Berbay Publishing has announced multiple rights deals over the past few months. The children’s publisher has sold North American and UK rights to Colours and two further board books by Tokyo-based illustrator Chihiro Takeuchi to Candlewick Press; sold simplified Chinese rights to John Canty’s picture-book series ‘Heads and Tails’ (Heads and Tails, Heads and Tails Insects and Heads and Tails Underwater) to Dook; and simplified Chinese rights to Tohby Riddle’s picture book Nobody Owns the Moon to Love Reading Books.

Berbay has also acquired world rights to a three-book middle-grade fiction series by bestselling children’s author Louise Park.
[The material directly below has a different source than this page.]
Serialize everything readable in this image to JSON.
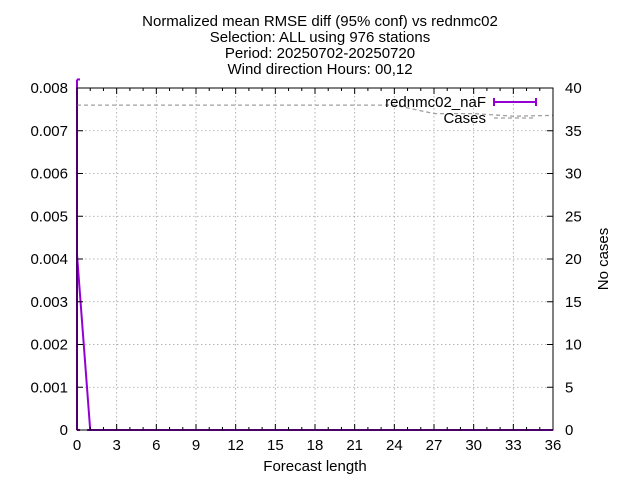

Grace’s Castle, the first book in the series, is a time-slip adventure involving a girl who journeys back in time to meet some of the great children’s book authors of the past 150 years.

Allen & Unwin has acquired ANZ rights to two new YA-adult crossover fantasy novels by Garth Nix, with US and UK rights also selling in a two-book deal. Angel Mage, set in an alternative 17th-century Europe, follows an ageless young woman with angelic powers who is bent on reuniting with her lover; and The Left-Handed Booksellers of London, set in 1983 London, sees a young art student drawn into the arcane business of the booksellers whose secret agenda is to ensure that mythic entities and dormant legends do not intrude into the modern world.

Ambelin and Ezekiel Kwaymullina’s award-winning YA novel Catching Teller Crow (Allen & Unwin) has been sold to Penguin Children’s Books in the UK and Knopf in the US, respectively. Catching Teller Crow, which will be published in the US as The Things She’s Seen, follows a young Indigenous woman who dies in a car accident but communicates with her detective father to help solve a murder in a small town.

Alex Adsett Literary Agency has sold rights in multiple territories to graphic designer Robert Hendersen’s forthcoming picture book I See, I See, which encourages readers to turn the book to reveal new ways of seeing the pictures. Alex Adsett sold world rights (excluding North American) to Allen & Unwin and sub-agent Allison Hellegers sold North American rights to Chronicle.

Yellow Brick Books has sold Chinese and Korean rights to the picture book Oliver’s Grumbles (Yvonne Mes, illus by Giuseppe Poli) to Beijing Xiron Books and Froebel Media, respectively. It is the emerging children’s publisher’s first overseas rights deal.

North American rights to Jacqueline Harvey’s middle-grade spy-adventure series ‘Kensy and Max’ (Penguin Random House Australia) have been sold to Kane Miller Publishers; and UK and Commonwealth (ex ANZ) rights to Jaclyn Moriarty’s middle-grade fantasy novel The Extremely Inconvenient Adventures of Bronte Mettlestone (Allen & Unwin) have been sold to the new Oxford-based children’s publisher Guppy Books.

Book-to-screen

A six-part teen drama series based on Isobelle Carmody’s YA novel The Gathering (Puffin) has received funding from Screen Australia. The novel follows a group of disillusioned teens who have been chosen to battle a centuries-old evil in their small town.